An Almost Classical Logic for Logic Programming and Nonmonotonic Reasoning

TL;DR

This paper introduces N^4, a nearly classical logic that preserves many classical logic features while accommodating fourfold negations, providing a robust semantics for logic programming and nonmonotonic reasoning.

Contribution

It presents N^4, a first-order logic that maintains classical implications and negation distribution, and demonstrates its effectiveness in formalizing semantics of logic programs.

Findings

N^4 reduces fourfold negations instead of eliminating double negations.

Herbrand interpretations in classical logic extend naturally to N^4.

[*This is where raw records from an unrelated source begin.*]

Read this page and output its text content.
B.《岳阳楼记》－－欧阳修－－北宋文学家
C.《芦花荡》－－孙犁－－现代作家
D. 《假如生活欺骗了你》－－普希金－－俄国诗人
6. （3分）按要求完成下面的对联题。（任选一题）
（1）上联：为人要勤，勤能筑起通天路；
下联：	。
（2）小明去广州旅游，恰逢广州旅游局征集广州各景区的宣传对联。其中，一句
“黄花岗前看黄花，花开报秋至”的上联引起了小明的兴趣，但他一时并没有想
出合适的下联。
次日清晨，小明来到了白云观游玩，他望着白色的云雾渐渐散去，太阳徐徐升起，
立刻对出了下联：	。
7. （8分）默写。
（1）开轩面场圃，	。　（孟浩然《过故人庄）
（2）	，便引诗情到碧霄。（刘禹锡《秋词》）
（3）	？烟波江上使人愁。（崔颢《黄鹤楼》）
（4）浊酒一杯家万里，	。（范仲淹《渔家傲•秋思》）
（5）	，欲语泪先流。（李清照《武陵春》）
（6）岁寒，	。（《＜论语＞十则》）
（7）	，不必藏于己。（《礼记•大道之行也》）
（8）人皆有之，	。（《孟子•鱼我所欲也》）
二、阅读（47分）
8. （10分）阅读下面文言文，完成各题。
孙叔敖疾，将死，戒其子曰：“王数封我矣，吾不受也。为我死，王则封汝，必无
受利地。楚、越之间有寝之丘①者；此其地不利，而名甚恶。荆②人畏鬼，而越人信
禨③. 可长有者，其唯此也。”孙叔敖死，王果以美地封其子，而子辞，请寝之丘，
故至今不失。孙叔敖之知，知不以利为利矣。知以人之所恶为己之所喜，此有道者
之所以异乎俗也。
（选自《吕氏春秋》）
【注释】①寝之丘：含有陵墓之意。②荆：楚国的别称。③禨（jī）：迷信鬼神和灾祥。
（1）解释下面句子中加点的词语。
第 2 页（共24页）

Stable models of logic programs coincide with minimal N^4 Herbrand models.

Abstract

The model theory of a first-order logic called N^4 is introduced. N^4 does not eliminate double negations, as classical logic does, but instead reduces fourfold negations. N^4 is very close to classical logic: N^4 has two truth values; implications in N^4 are material, like in classical logic; and negation distributes over compound formulas in N^4 as it does in classical logic. Results suggest that the semantics of normal logic programs is conveniently formalized in N^4: Classical logic Herbrand interpretations generalize straightforwardly to N^4; the classical minimal Herbrand model of a positive logic program coincides with its unique minimal N^4 Herbrand model; the stable models of a normal logic program and its so-called complete minimal N^4 Herbrand models coincide.